De forma muito simples, a programação é a definição de um conjunto de iniciativas que, através de uma ligação subjacente, tem como objectivo a sensibilização para ou a compreensão de uma temática. Já a calendarização é o agendamento de iniciativas, à partida, sem qualquer ligação entre si.

Enquanto mediadora de leitura, ser-me-ia mais fácil estabelecer um programa de leituras, devidamente fundamentado do ponto de vista teórico e de enquadramento institucional. E faço-o, mas para os públicos infantis e juvenis ou na fase inicial de um projecto, em que se tem que avançar com uma proposta e ainda sem participações. Mas, enquanto dinamizadora de uma comunidade de leitores para um público adulto e que quero participante e incluído no processo de seleção, o resultado final poderá não ser necessariamente coerente ou passível, de a priori, estabelecer um elo de ligação, que não o da própria leitura num dado espaço e tempo.
Já tive a experiência de programação, quando em 2013 desenvolvi e implementei o projecto Leituras na Juventude. Sendo que o mesmo se na Casa da Juventude, na Tapada das Mercês, Sintra, e como considero que os espaços de acolhimento e/ou desenvolvimento devem reflectir-se no conteúdo de um projecto, ainda que este não pareça ter uma ligação óbvia ao espaço em si, a linha orientadora foi de abordar obras de jovens escritores ou em que as personagens principais fossem jovens. Confesso que é um exercício aliciante e desafiante.
Na Comunidade de Leitores da Penha de França essa “programação” não tem sido possível. Mas isso não me deixa minimamente desmotivada. Porque, pelo contrário, sinto uma participação activa nesta seleção e que se reflecte depois também na adesão nas sessões. É claro que esta selecção também pode ser “orientada” em determinado sentido. Mas só vale a pena fazê-lo de uma forma transparente. Ou seja, sob a forma de um desafio: e se, este ano/trimestre, lêssemos tal tema ou tal estilo? Como fazemos questão em que os títulos estejam disponíveis na nossa rede de bibliotecas, e dado o número de participantes, isso podemos apresentar-nos alguns condicionantes em termos de coerência programática. Mas, por vezes, há surpresas.
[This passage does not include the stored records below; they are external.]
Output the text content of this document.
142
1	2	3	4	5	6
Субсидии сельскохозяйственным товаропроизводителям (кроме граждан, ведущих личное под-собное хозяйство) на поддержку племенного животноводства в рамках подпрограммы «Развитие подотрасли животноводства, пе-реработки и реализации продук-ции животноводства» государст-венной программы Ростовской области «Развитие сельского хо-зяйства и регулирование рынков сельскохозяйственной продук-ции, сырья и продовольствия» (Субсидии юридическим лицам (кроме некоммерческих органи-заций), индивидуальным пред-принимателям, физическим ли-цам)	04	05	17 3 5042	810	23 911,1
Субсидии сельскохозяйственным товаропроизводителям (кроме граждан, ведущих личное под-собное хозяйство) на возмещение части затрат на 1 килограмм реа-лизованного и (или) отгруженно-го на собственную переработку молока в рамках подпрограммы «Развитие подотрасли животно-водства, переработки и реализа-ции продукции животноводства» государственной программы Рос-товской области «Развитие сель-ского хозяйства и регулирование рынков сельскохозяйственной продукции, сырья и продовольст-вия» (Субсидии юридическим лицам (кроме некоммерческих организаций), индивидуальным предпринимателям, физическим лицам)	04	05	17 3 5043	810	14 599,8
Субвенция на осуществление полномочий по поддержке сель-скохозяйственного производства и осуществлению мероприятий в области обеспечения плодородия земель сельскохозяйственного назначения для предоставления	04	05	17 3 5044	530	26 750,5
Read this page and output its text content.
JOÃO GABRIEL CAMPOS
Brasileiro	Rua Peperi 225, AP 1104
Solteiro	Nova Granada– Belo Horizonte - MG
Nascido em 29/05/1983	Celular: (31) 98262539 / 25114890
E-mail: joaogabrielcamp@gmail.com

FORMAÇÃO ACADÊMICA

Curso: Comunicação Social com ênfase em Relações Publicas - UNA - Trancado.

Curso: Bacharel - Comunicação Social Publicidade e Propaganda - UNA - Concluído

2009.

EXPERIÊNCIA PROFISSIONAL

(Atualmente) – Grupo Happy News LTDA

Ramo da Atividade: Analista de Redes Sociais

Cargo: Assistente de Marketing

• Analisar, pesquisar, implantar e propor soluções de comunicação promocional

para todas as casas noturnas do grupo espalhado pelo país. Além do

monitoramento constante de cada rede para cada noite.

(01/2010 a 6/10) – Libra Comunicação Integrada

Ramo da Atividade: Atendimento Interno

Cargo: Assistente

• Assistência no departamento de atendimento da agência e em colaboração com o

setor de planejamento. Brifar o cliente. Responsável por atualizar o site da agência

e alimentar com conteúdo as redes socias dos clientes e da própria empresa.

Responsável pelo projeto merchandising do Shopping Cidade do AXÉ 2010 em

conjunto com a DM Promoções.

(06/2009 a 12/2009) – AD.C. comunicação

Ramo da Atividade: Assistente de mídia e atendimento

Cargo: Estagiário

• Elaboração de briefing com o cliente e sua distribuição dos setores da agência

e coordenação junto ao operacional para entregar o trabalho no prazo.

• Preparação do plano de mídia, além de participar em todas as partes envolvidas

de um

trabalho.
Ao fixar as leituras para 2017/2018 (Setembro a Junho), através da maioria de votos a partir de uma selecção prévia de cerca de 40 autores/livros, foi com grata surpresa que verificamos a preferência por autores nacionais. Os autores estrangeiros, são apenas 3, sendo dois lusófonos. E como organizar estas leituras? Da forma mais simples possível: cronologicamente. Gradualmente, um dos pontos de debate nas sessões poderá ser uma análise evolutiva de estilos e temas, percebendo as semelhanças e diferentças entra autores das sucessivas gerações. Poderá não ser a mais deslumbrante abordagem, mas ainda assim é uma abordagem válida. E com isto, quero apenas constatar que, sejam quais forem as escolhas dos nossos participantes e companheiros de leitura, é quase sempre possível encontrar uma linha orientadora entre as mesmas.